Tuesday, November 25, 2008

Inner Experience

Do you talk to yourself? Most people do - even Big Frank. When that talk is internal it is called "inner speech". This phenomenon is pretty much a mystery. It is not known just how much time people spend doing this, or the form that this inner speech takes. Is this the way that thoughts are discovered and expressed to ourselves; or do we have the thought first and then express it - try it out, as it were, to ourselves afterwards? These are some of the questions that are being studied. Two investigators that are working on this are Russell Hurelburt in psychology and Eric Schwitzgebel in philosophy. In fact, they have just published a book - Describing Inner Experience -on their ingenious research based on Descriptive Experience Sampling, where they beeped a woman, Melanie, who then reported what her inner experience was when she was beeped. You can read the first chapter here, and actually read the transcripts of Melanie's descriptions of her inner experiences here.

The routine ran something like this; at random intervals Melanie would get beeped. At that moment she would jot down the inner experience that she was undergoing. Then, within 24 hours, Schwitzgebel and Hurelburt conduct a thorough interview on the inner experiences that she had undergown that day. It turns out that, despite peoples' views that such experiences are largely carried via an inner voice commenting on themselves and the world , that; many people have few words in their thoughts. Such "thoughts" are often a variation of images or bodily sensations.

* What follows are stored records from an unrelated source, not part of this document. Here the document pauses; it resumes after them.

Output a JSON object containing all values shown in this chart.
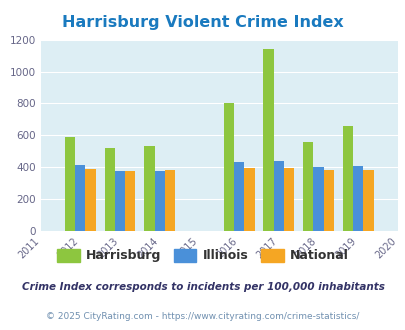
{
  "title": "Harrisburg Violent Crime Index",
  "years": [
    2011,
    2012,
    2013,
    2014,
    2015,
    2016,
    2017,
    2018,
    2019,
    2020
  ],
  "data_years": [
    2012,
    2013,
    2014,
    2016,
    2017,
    2018,
    2019
  ],
  "harrisburg": [
    590,
    520,
    535,
    805,
    1140,
    560,
    660
  ],
  "illinois": [
    415,
    375,
    375,
    430,
    440,
    400,
    408
  ],
  "national": [
    390,
    375,
    382,
    398,
    398,
    382,
    380
  ],
  "harrisburg_color": "#8dc63f",
  "illinois_color": "#4a90d9",
  "national_color": "#f5a623",
  "fig_bg_color": "#ffffff",
  "plot_bg": "#ddeef4",
  "title_color": "#1a7abf",
  "ylim": [
    0,
    1200
  ],
  "yticks": [
    0,
    200,
    400,
    600,
    800,
    1000,
    1200
  ],
  "bar_width": 0.26,
  "subtitle": "Crime Index corresponds to incidents per 100,000 inhabitants",
  "footer": "© 2025 CityRating.com - https://www.cityrating.com/crime-statistics/",
  "legend_labels": [
    "Harrisburg",
    "Illinois",
    "National"
  ],
  "subtitle_color": "#333366",
  "footer_color": "#7090b0"
}
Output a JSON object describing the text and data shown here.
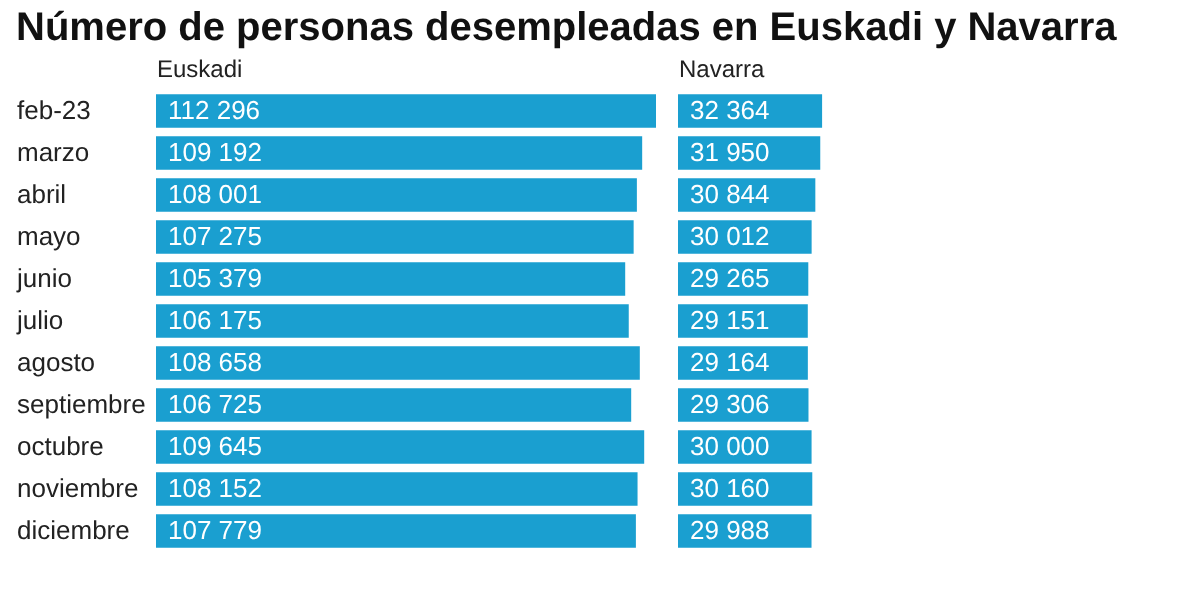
{
  "chart_data": [
    {
      "type": "bar",
      "orientation": "horizontal",
      "title": "Número de personas desempleadas en Euskadi y Navarra",
      "xlabel": "Euskadi",
      "categories": [
        "feb-23",
        "marzo",
        "abril",
        "mayo",
        "junio",
        "julio",
        "agosto",
        "septiembre",
        "octubre",
        "noviembre",
        "diciembre"
      ],
      "values": [
        112296,
        109192,
        108001,
        107275,
        105379,
        106175,
        108658,
        106725,
        109645,
        108152,
        107779
      ],
      "color": "#1a9fd0",
      "data_labels": true,
      "grid": false
    },
    {
      "type": "bar",
      "orientation": "horizontal",
      "xlabel": "Navarra",
      "categories": [
        null,
        null,
        null,
        null,
        null,
        null,
        null,
        null,
        null,
        null,
        null
      ],
      "values": [
        32364,
        31950,
        30844,
        30012,
        29265,
        29151,
        29164,
        29306,
        30000,
        30160,
        29988
      ],
      "color": "#1a9fd0",
      "data_labels": true,
      "grid": false,
      "tick_labels": false
    }
  ]
}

Try this experiment on yourself. Set your own beeper and then write down what inner experience you were in when it sounded. Of course, then you will face the same problem that these investigators face - not only categorizing what was going on (thought or words; image or feeling; feeling or thought: or pure bodily sensation) but also the issue of whether your report is accurate. Are you capable of knowing what it is that you are experiencing?